Их было 999. В первом поезде в Аушвиц - Хэзер Дьюи Макадэм
Шрифт:
Интервал:
Закладка:
«Меня спрашивают, по-христиански ли мы поступаем? – проревел он, обращаясь к жителям Голича, недавно избавленным от еврейских соседей. – Не обычное ли это мародерство? – В микрофоне треснуло. – Но я задам вопрос: разве это не по-христиански, если словацкая нация хочет повергнуть своего вечного супостата, еврея? Не по-христиански? „Возлюби себя“ – это заповедь Божья, и эта любовь велит мне избавиться от всего, что наносит мне вред и угрожает моей жизни. Полагаю, никого здесь не надо долго убеждать в том, что словацко-еврейский элемент всегда угрожал нашим жизням. Не думаю, что кому-то из собравшихся нужны доказательства этого факта!»
Горожане одобрительно загудели и помахали снопами.
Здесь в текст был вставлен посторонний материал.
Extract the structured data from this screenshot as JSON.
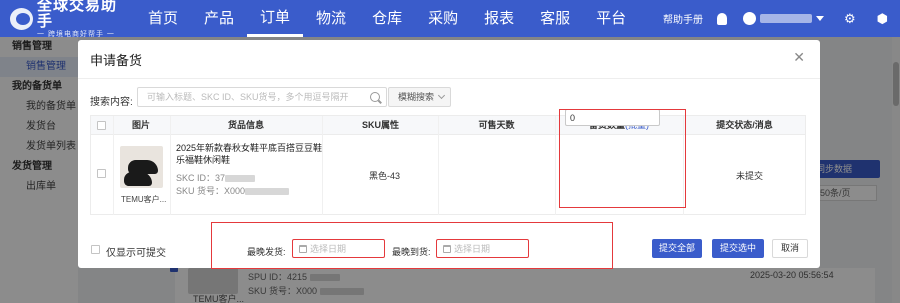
{
  "app": {
    "logo_title": "全球交易助手",
    "logo_subtitle": "一 跨境电商好帮手 一"
  },
  "nav": {
    "items": [
      "首页",
      "产品",
      "订单",
      "物流",
      "仓库",
      "采购",
      "报表",
      "客服",
      "平台"
    ],
    "active": "订单",
    "help": "帮助手册"
  },
  "sidebar": {
    "groups": [
      {
        "label": "销售管理",
        "items": [
          "销售管理"
        ]
      },
      {
        "label": "我的备货单",
        "items": [
          "我的备货单",
          "发货台",
          "发货单列表"
        ]
      },
      {
        "label": "发货管理",
        "items": [
          "出库单"
        ]
      }
    ],
    "active": "销售管理"
  },
  "background": {
    "sync_button": "同步数据",
    "page_size": "50条/页",
    "thumb_label": "TEMU客户...",
    "spu_prefix": "SPU ID：4215",
    "sku_prefix": "SKU 货号：X000",
    "timestamp": "2025-03-20 05:56:54"
  },
  "modal": {
    "title": "申请备货",
    "close_icon": "close-icon",
    "search": {
      "label": "搜索内容:",
      "placeholder": "可输入标题、SKC ID、SKU货号，多个用逗号隔开",
      "value": "",
      "mode": "模糊搜索"
    },
    "table": {
      "headers": {
        "image": "图片",
        "product_info": "货品信息",
        "sku_attr": "SKU属性",
        "available_days": "可售天数",
        "stock_qty": "备货数量",
        "batch": "(批量)",
        "submit_status": "提交状态/消息"
      },
      "rows": [
        {
          "image_label": "TEMU客户...",
          "title": "2025年新款春秋女鞋平底百搭豆豆鞋乐福鞋休闲鞋",
          "skc_prefix": "SKC ID：37",
          "sku_prefix": "SKU 货号：X000",
          "sku_attr": "黑色-43",
          "available_days": "",
          "quantity": "0",
          "status": "未提交"
        }
      ]
    },
    "footer": {
      "only_submittable_label": "仅显示可提交",
      "latest_ship_label": "最晚发货:",
      "latest_arrival_label": "最晚到货:",
      "date_placeholder": "选择日期",
      "submit_all": "提交全部",
      "submit_selected": "提交选中",
      "cancel": "取消"
    }
  },
  "colors": {
    "primary": "#3a5ccb",
    "highlight_red": "#e4393c"
  }
}
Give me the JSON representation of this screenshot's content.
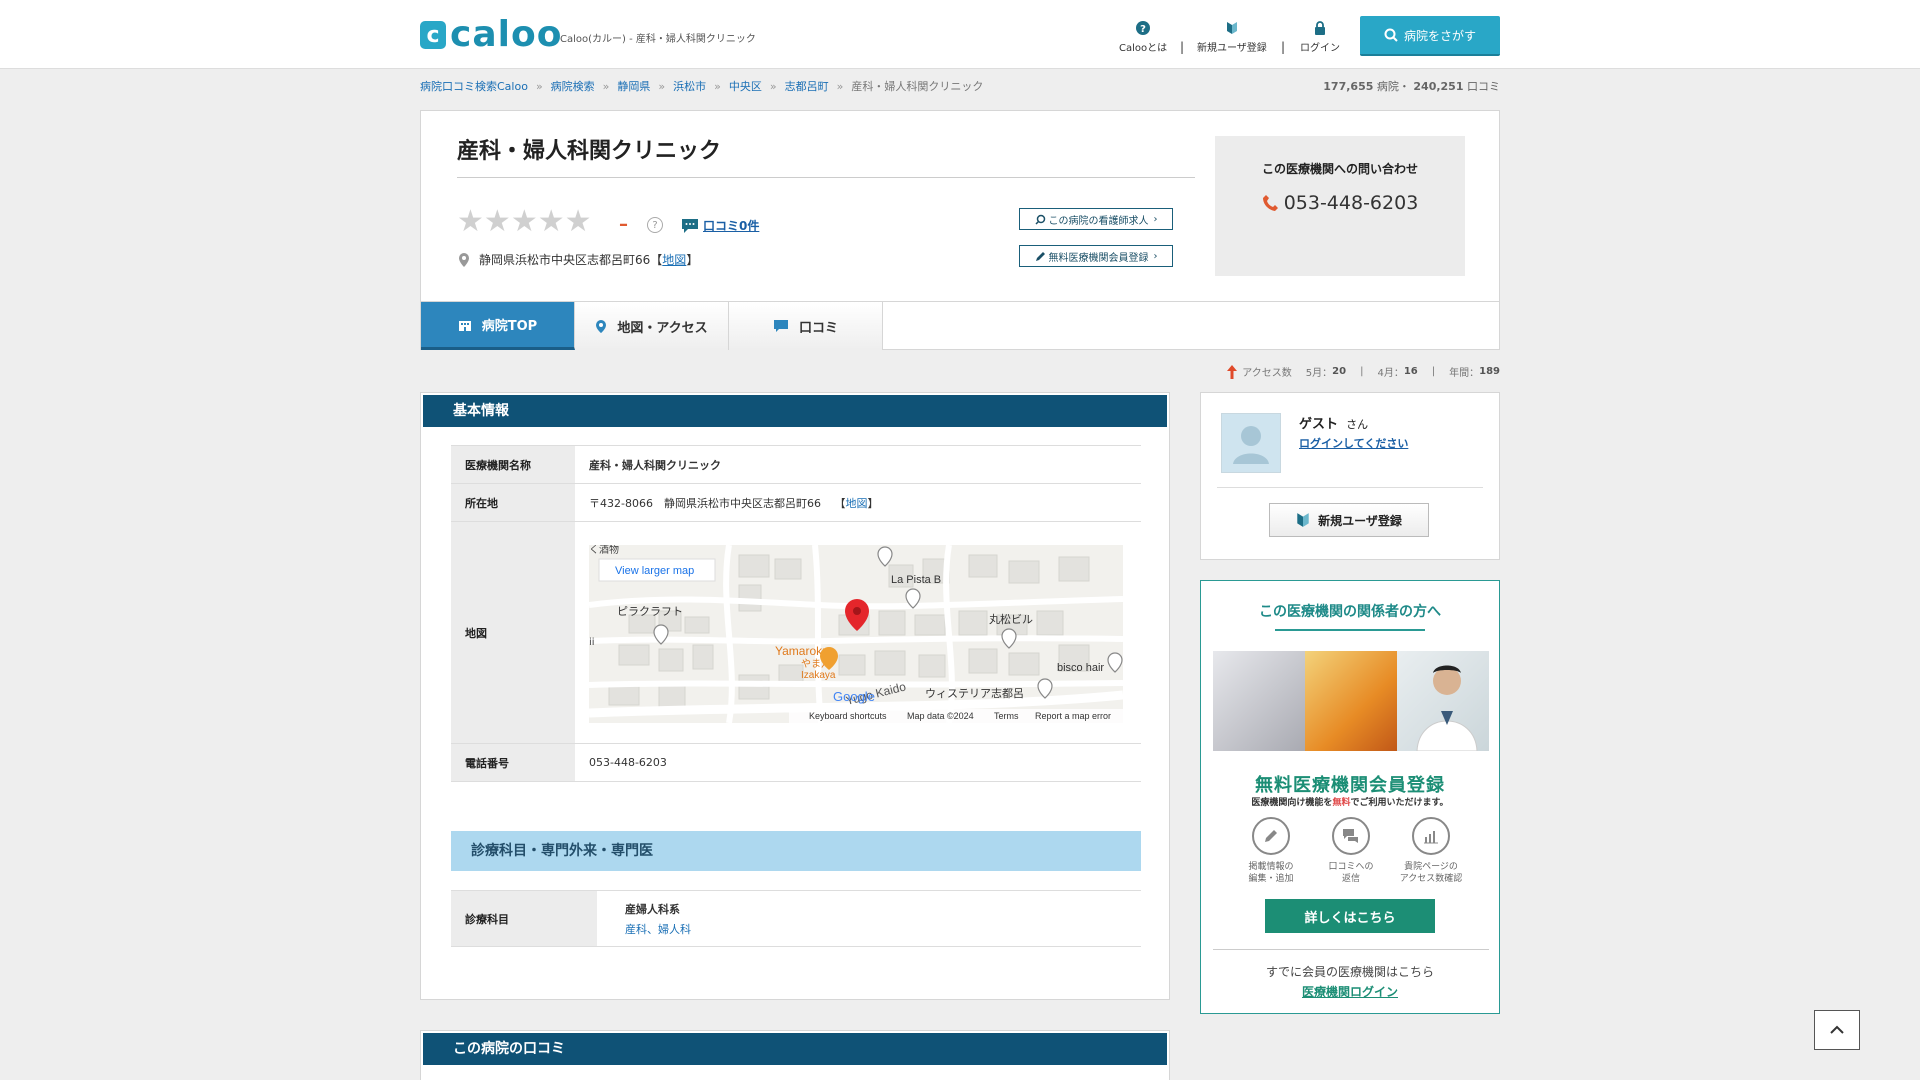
{
  "header": {
    "logo_mark": "c",
    "logo_text": "caloo",
    "logo_sub": "Caloo(カルー) - 産科・婦人科関クリニック",
    "nav": [
      {
        "label": "Calooとは",
        "icon": "question-icon"
      },
      {
        "label": "新規ユーザ登録",
        "icon": "beginner-icon"
      },
      {
        "label": "ログイン",
        "icon": "lock-icon"
      }
    ],
    "separator": "|",
    "search_label": "病院をさがす"
  },
  "breadcrumb": {
    "items": [
      "病院口コミ検索Caloo",
      "病院検索",
      "静岡県",
      "浜松市",
      "中央区",
      "志都呂町"
    ],
    "current": "産科・婦人科関クリニック",
    "sep": "»"
  },
  "counts": {
    "hospitals": "177,655",
    "hospitals_unit": "病院・",
    "reviews": "240,251",
    "reviews_unit": "口コミ"
  },
  "clinic": {
    "name": "産科・婦人科関クリニック",
    "rating_dash": "–",
    "help": "?",
    "review_link": "口コミ0件",
    "rating_value": 0,
    "rating_max": 5,
    "address": "静岡県浜松市中央区志都呂町66",
    "address_map_open": "【",
    "address_map_link": "地図",
    "address_map_close": "】",
    "btn_nurse": "この病院の看護師求人",
    "btn_member": "無料医療機関会員登録"
  },
  "contact": {
    "label": "この医療機関への問い合わせ",
    "phone": "053-448-6203"
  },
  "tabs": [
    {
      "label": "病院TOP",
      "active": true
    },
    {
      "label": "地図・アクセス",
      "active": false
    },
    {
      "label": "口コミ",
      "active": false
    }
  ],
  "access": {
    "label": "アクセス数",
    "may_label": "5月：",
    "may": "20",
    "apr_label": "4月：",
    "apr": "16",
    "year_label": "年間：",
    "year": "189",
    "sep": "|"
  },
  "basic": {
    "heading": "基本情報",
    "rows": [
      {
        "key": "医療機関名称",
        "value": "産科・婦人科関クリニック"
      },
      {
        "key": "所在地",
        "value": "〒432-8066　静岡県浜松市中央区志都呂町66",
        "map_open": "【",
        "map_link": "地図",
        "map_close": "】"
      },
      {
        "key": "地図"
      },
      {
        "key": "電話番号",
        "value": "053-448-6203"
      }
    ]
  },
  "map": {
    "view_larger": "View larger map",
    "labels": [
      "La Pista B",
      "丸松ビル",
      "ピラクラフト",
      "Yamaroku",
      "やま六",
      "Izakaya",
      "bisco hair",
      "ウィステリア志都呂",
      "Yugo Kaido",
      "Google"
    ],
    "footer": [
      "Keyboard shortcuts",
      "Map data ©2024",
      "Terms",
      "Report a map error"
    ],
    "edge_top": "く酒物",
    "edge_left": "ii"
  },
  "departments": {
    "heading": "診療科目・専門外来・専門医",
    "key": "診療科目",
    "category": "産婦人科系",
    "items": "産科、婦人科"
  },
  "user": {
    "name": "ゲスト",
    "suffix": "さん",
    "login_link": "ログインしてください",
    "register": "新規ユーザ登録"
  },
  "pro": {
    "title": "この医療機関の関係者の方へ",
    "big": "無料医療機関会員登録",
    "small_pre": "医療機関向け機能を",
    "small_red": "無料",
    "small_post": "でご利用いただけます。",
    "features": [
      {
        "l1": "掲載情報の",
        "l2": "編集・追加",
        "icon": "pencil-icon"
      },
      {
        "l1": "口コミへの",
        "l2": "返信",
        "icon": "chat-icon"
      },
      {
        "l1": "貴院ページの",
        "l2": "アクセス数確認",
        "icon": "chart-icon"
      }
    ],
    "details": "詳しくはこちら",
    "member": "すでに会員の医療機関はこちら",
    "member_link": "医療機関ログイン"
  },
  "reviews": {
    "heading": "この病院の口コミ"
  },
  "colors": {
    "brand": "#29a7c7",
    "navy": "#0f5276",
    "tab_active": "#2d86bd",
    "pro_green": "#1c8e75"
  }
}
«Не вычисти мы от них свои ряды, разве не стало бы еще хуже? И ведь мы сделали это в согласии с Божьими заповедями. Словаки, избавьтесь от самой больной своей язвы! … Что обещали англичане евреям перед Великой войной, пытаясь стрясти с них побольше денег? Они обещали им государство, но ничего не получили взамен. А сейчас сами видите – Гитлер дарит им государство и при этом ничего у них не просит!»
Этим «государством» были лагеря смерти в Польше.
Фальшивые новости уже не просто «набирали обороты». Никаких других новостей, кроме фальшивых, теперь вообще не было, и распространялись они через «Гардисту», пропагандистскую газету Глинковой гвардии. В ноябре 1942 года, например, там опубликовали статью «Как евреи живут в новых домах на востоке». На главной фотографии – улыбающиеся в камеру юные еврейки в платках и белоснежных передниках. Подпись: «Они не похожи на страдальцев». Соседнее фото: «Еврей-полицейский гордится тем, что попал в кадр». Эта риторика была сплошь манипулятивной, и ее проглатывали даже далеко не самые наивные читатели – возможно, им попросту очень не нравилась мысль, что их теперешнее благосостояние построено на бедствиях бывших друзей и соседей. Один словак-пенсионер настолько проникся статьей из «Гардисты» о благополучном «переселении» евреев, что отправил министру внутренних дел Александру Маху открытку с жалобами – мол, с пожилыми евреями обходятся лучше, чем с ним, немолодым гражданином Словакии. Он просил, чтобы к нему отнеслись так же, как к ним.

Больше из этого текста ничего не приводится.